3

Various processes log in various formats to various locations with various roll-over logic in /var/log.

I'd like a log-viewer that can handle a decent quantity of data, join roll-over log files, and ideally could even interleave log records to get a timeline of what happened on the machine.

For example, I saw a CPU usage spike at a certain time this morning and I'd like to see if there's anything in any of the logs that explains it.

P.S. Yes I realize there's configuration issues like Apache logs can be "anything" so you'd need to tell the log viewer how to parse, and yes I understand that interleaving is hard between products because few columns (except possible "date" and "general message") would necessarily line up.

1

If you've got less than 500MB/day and are only monitoring a single server -- or don't mind paying, you're probably looking for Splunk.

  • thanks that looks interesting.
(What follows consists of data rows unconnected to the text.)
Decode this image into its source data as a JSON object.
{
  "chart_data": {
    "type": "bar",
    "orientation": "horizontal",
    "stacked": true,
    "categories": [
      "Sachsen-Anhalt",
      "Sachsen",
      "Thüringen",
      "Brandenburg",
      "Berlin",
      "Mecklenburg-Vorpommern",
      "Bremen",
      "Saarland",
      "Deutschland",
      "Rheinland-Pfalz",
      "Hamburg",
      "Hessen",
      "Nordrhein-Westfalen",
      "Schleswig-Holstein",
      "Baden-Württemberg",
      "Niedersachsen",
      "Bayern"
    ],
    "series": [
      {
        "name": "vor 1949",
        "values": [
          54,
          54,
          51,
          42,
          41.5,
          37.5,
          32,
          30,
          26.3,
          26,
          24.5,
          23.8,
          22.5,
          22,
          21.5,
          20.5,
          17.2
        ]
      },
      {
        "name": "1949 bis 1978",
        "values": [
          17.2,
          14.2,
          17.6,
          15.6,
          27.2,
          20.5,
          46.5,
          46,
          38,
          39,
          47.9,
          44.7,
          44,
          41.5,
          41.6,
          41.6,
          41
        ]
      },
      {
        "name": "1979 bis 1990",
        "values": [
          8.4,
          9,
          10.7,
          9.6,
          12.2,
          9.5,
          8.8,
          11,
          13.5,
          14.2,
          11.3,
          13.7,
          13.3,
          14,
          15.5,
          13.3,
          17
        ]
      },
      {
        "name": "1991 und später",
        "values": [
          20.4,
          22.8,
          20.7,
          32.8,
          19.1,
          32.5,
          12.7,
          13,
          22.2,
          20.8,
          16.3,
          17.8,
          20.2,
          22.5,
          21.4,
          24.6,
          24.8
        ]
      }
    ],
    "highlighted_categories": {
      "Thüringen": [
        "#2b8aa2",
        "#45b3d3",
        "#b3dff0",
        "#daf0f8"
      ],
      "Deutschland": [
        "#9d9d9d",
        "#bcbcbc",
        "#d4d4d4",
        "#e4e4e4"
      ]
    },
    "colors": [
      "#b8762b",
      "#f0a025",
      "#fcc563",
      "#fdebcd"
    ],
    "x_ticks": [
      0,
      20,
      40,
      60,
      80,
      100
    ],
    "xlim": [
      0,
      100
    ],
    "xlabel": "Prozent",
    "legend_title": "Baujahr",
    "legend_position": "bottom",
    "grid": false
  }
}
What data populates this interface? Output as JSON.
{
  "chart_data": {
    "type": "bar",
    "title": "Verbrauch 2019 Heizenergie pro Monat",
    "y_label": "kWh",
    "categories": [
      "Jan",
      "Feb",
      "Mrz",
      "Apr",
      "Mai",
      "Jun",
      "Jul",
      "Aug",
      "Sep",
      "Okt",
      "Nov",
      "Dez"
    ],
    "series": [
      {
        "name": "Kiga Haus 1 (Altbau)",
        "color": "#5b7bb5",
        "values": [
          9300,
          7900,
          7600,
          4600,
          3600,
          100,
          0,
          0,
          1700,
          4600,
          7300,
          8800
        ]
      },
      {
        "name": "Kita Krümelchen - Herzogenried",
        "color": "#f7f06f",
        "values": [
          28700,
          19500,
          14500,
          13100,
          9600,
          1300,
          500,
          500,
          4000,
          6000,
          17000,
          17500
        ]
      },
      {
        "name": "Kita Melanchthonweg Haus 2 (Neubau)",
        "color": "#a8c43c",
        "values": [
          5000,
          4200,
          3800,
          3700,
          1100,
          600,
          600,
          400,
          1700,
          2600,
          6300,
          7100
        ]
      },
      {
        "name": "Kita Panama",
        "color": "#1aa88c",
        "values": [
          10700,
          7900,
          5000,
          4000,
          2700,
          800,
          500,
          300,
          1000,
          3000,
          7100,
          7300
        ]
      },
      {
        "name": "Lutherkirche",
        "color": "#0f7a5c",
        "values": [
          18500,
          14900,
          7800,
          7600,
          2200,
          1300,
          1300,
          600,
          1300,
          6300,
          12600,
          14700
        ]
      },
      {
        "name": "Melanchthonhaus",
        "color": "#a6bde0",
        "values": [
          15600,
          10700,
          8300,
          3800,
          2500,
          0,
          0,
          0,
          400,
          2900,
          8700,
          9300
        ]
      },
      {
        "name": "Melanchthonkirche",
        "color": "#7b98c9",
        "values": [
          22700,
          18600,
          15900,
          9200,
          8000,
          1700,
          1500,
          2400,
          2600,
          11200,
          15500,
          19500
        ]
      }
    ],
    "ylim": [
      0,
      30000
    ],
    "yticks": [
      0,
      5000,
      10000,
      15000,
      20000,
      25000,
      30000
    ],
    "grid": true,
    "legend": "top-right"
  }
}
I was hoping for free tool I could install but of course this is a good answer too. – Jason Cohen Jul 9 '09 at 14:49
1

Check out this question (Is anybody using Splunk in a large-scale production environment? ) for other people's experiences with splunk and its competitors.

1

Real men use grep and print their logs. Makes good bedtime reading material. ;-)

  • heheh...so that makes me a real men :) something that filters out unneeded stuff, even if it's based on grep, would make my life easier – Jure1873 Dec 3 '09 at 20:30
1

I can recommend Lire of the LogReport project. I used to work on that project, but it is Open Source, and allows you to analyze many different log files. There are binary Debian and Ubuntu packages at least, but likely for other platforms too.

0

Splunk might interest you.

Disclaimer: It's commercial and costs money beyond a certain amount of data per day.

But it does provide an interface for everything that you describe above.